Excerpt from a conversation with Jack Flynn

Stone on the Pier

Stone on the Pier

This is an excerpt from an article in a publication called “Stone on the Pier, stories past and present” 2008.  The collection of stories came about through the Donard branch of the ICA with the assistance of creative writer Pauline Devine.   The project was grant aided by the Local Environment Partnership Fund and Wicklow County Council Heritage Division.

Pauline Devine was in conversation with Jack Flynn who grew up in Donard in the 1920s. The following is an excerpt:

Jack Flynn

Jack Flynn

“Donard was a terrible poor place.  Yet when I was growing up it had three hotels, Moynihans, owned before that by Burkes, ancestors of the Burkes of Pollaphuca, Cullens, and a Temperance Hotel owned by Miss Crampton that was opened in 1933 after the Eucharistic Congress but I don’t think it ever got going.

Donard village showing Moynihan’s Hotel

 Donard was busy with traffic passing through.  The British army were in the Camp Field and they were back and forth and down to the Curragh.  They provided business in the area.  …  There was a Garda Barracks here with five gardai.  … 

The forge c1930, Donard

There was a Shoemaker in the village.

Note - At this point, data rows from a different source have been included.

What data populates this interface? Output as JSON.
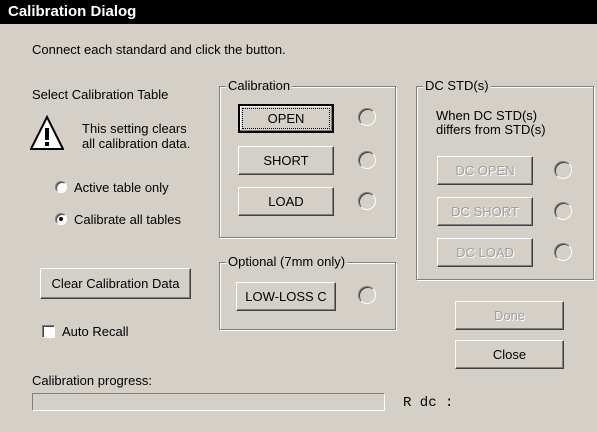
{
  "window": {
    "title": "Calibration Dialog"
  },
  "instruction": "Connect each standard and click the button.",
  "left": {
    "table_heading": "Select Calibration Table",
    "warning_icon": "warning-icon",
    "warning_line1": "This setting clears",
    "warning_line2": "all calibration data.",
    "options": [
      {
        "label": "Active table only",
        "selected": false
      },
      {
        "label": "Calibrate all tables",
        "selected": true
      }
    ],
    "clear_button": "Clear Calibration Data",
    "auto_recall_label": "Auto Recall",
    "auto_recall_checked": false
  },
  "calibration": {
    "legend": "Calibration",
    "buttons": [
      "OPEN",
      "SHORT",
      "LOAD"
    ]
  },
  "optional": {
    "legend": "Optional (7mm only)",
    "button": "LOW-LOSS C"
  },
  "dc": {
    "legend": "DC STD(s)",
    "note_line1": "When DC STD(s)",
    "note_line2": "differs from STD(s)",
    "buttons": [
      "DC OPEN",
      "DC SHORT",
      "DC LOAD"
    ]
  },
  "actions": {
    "done": "Done",
    "close": "Close"
  },
  "progress": {
    "label": "Calibration progress:",
    "value": 0
  },
  "rdc_label": "R dc :"
}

There was a Pound for stray cattle in Donard.  And a blacksmith – John O’Neill had a forge for shoeing horses, making ploughs and shoeing wheels.  His descendants are still doing metalwork.

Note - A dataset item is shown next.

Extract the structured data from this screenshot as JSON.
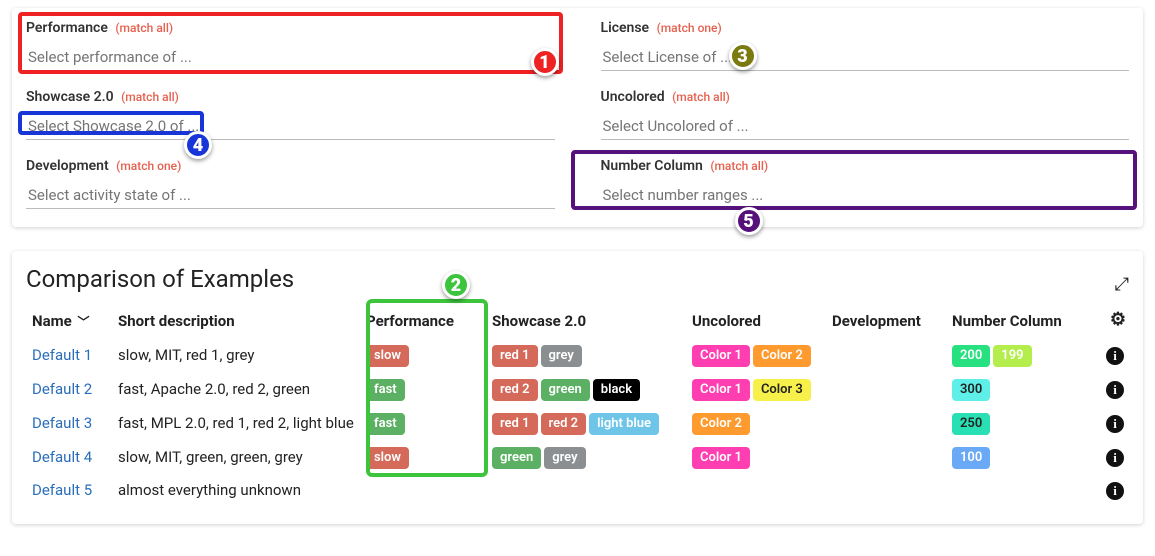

My father had a hackney car, a model T Ford.  He would go to meet passengers off the train in Dunlavin and he drove Father Doyle to sick calls any hour of the night.  In 1924 there were only three cars in Donard, owned by John Donohoe, John Cullen and my father.  Those three hackney cars were probably the first cars in the village.

Electricity brought massive changes. 

Before that, my mother knitted and sewed with a bad old lamp, a paraffin lamp with two wicks.  You’d wonder how she managed at all.  The Tilly Light was a huge improvement.  But the ESB was massive. 

Electricity Supply Board Instruction Card, 1957 for Joe Case.

It came to Donard in 1952. People in thatched houses were afraid to get it in case their houses went on fire.  At that time, I was painting and decorating a butcher’s shop in Dublin.  My wife Sheila told me, ‘At the weekend, we’ll have the light on, for God’s sake bring home an iron’.  I brought home the iron at the weekend but when she plugged it in it blew the fuse and we were in the dark again for a while.”